Chalkbeat’s article on the criticisms of the Next Generation Science Standards, being considered for adoption by the IDOE, is very revealing.
Regardless of the fact that the Fordham Institute judged the standards as a “C” and blasted them for their lack of content, Jeremy Eltz, a science specialist with the department who is heading up the adoption, isn’t concerned.
“One criticism is that they don’t have enough content in chemistry or physics to actually construct a high school course,” Tuttle said. “There isn’t enough material there.”
Eltz agreed with Tuttle that the new national science standards are lighter in content. But he doesn’t necessarily think that’s bad. The standards’ emphasis on skills and scientific practice is important for students, too, he said. Indiana’s science standards now are fairly content-driven, he said.
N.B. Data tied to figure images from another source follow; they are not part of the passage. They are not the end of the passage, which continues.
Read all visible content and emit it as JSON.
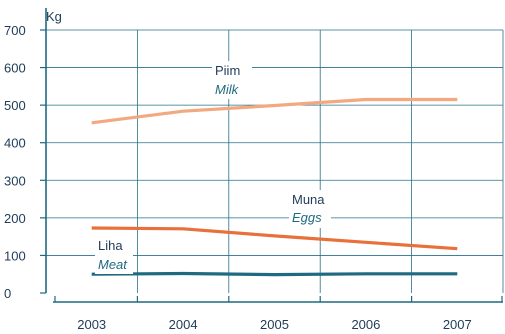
{
  "chart_data": {
    "type": "line",
    "x": [
      "2003",
      "2004",
      "2005",
      "2006",
      "2007"
    ],
    "ylabel": "Kg",
    "ylim": [
      0,
      700
    ],
    "yticks": [
      0,
      100,
      200,
      300,
      400,
      500,
      600,
      700
    ],
    "grid": true,
    "series": [
      {
        "name": "Piim",
        "name_alt": "Milk",
        "values": [
          453,
          484,
          499,
          515,
          515
        ],
        "color": "#f2a97f"
      },
      {
        "name": "Muna",
        "name_alt": "Eggs",
        "values": [
          173,
          171,
          152,
          135,
          118
        ],
        "color": "#e8703a"
      },
      {
        "name": "Liha",
        "name_alt": "Meat",
        "values": [
          50,
          52,
          49,
          51,
          51
        ],
        "color": "#1f6a80"
      }
    ]
  },
  "colors": {
    "grid": "#2a6f8a",
    "axis": "#1f6a80",
    "text": "#1f3b57",
    "label_alt": "#1f6a80"
  }
}
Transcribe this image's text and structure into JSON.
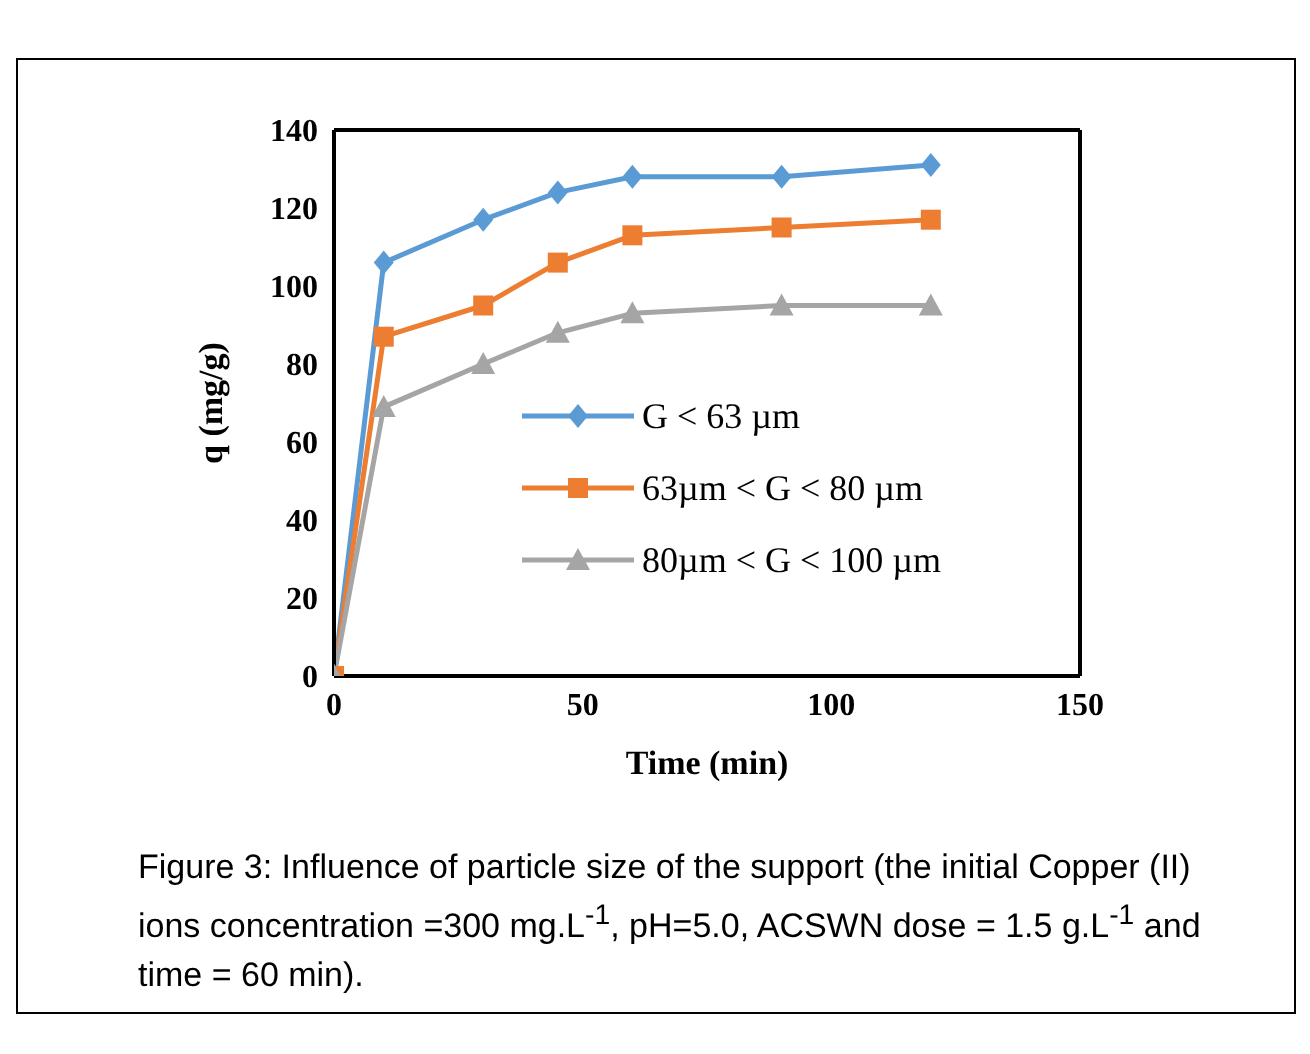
{
  "chart_data": {
    "type": "line",
    "xlabel": "Time (min)",
    "ylabel": "q (mg/g)",
    "x": [
      0,
      10,
      30,
      45,
      60,
      90,
      120
    ],
    "series": [
      {
        "name": "G < 63 µm",
        "color": "#5b9bd5",
        "marker": "diamond",
        "values": [
          0,
          106,
          117,
          124,
          128,
          128,
          131
        ]
      },
      {
        "name": "63µm < G < 80 µm",
        "color": "#ed7d31",
        "marker": "square",
        "values": [
          0,
          87,
          95,
          106,
          113,
          115,
          117
        ]
      },
      {
        "name": "80µm < G < 100 µm",
        "color": "#a5a5a5",
        "marker": "triangle",
        "values": [
          0,
          69,
          80,
          88,
          93,
          95,
          95
        ]
      }
    ],
    "xlim": [
      0,
      150
    ],
    "xticks": [
      0,
      50,
      100,
      150
    ],
    "ylim": [
      0,
      140
    ],
    "yticks": [
      0,
      20,
      40,
      60,
      80,
      100,
      120,
      140
    ],
    "grid": false,
    "legend": "right",
    "annotations": [
      "Figure 3: Influence of particle size of the support (the initial Copper (II) ions concentration =300 mg.L$^{-1}$, pH=5.0, ACSWN dose = 1.5 g.L$^{-1}$ and time = 60 min)."
    ]
  }
}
Are the Indiana science standards too content driven- if there is such a thing? Are they lacking the “process or practices” standards so widely covered in the NGSS? No, the Fordham review found that the IN process standards are “nicely integrated into the content matter and is presented at reasonable length and depth, and is never used as a hand-waving mechanism to hide the absence or paucity of content.”
On the other hand, the Fordham report concluded that the scientific practices included in the NGSS are “forced, ill-conceived, and detract from the essential content needed in order for a student to actually engage in the practice of scientific inquiry.” The IDOE doesn’t agree:
“You really want your students to be able to perform the practice of a scientist and an engineer,” Eltz said.
He fails to realize that a scientist “performs” the way he or she does because of the extensive content knowledge learned over many years. I guess the IDOE finds that unnecessary- just grab a beaker, put on a lab coat, and do a group project- BAM you’re a scientist!
Check out more from the Chalkbeat article here. The IDOE representative is actually quoted as saying that less content is OK because teachers are spending less class time teaching science than they used to do. Go figure.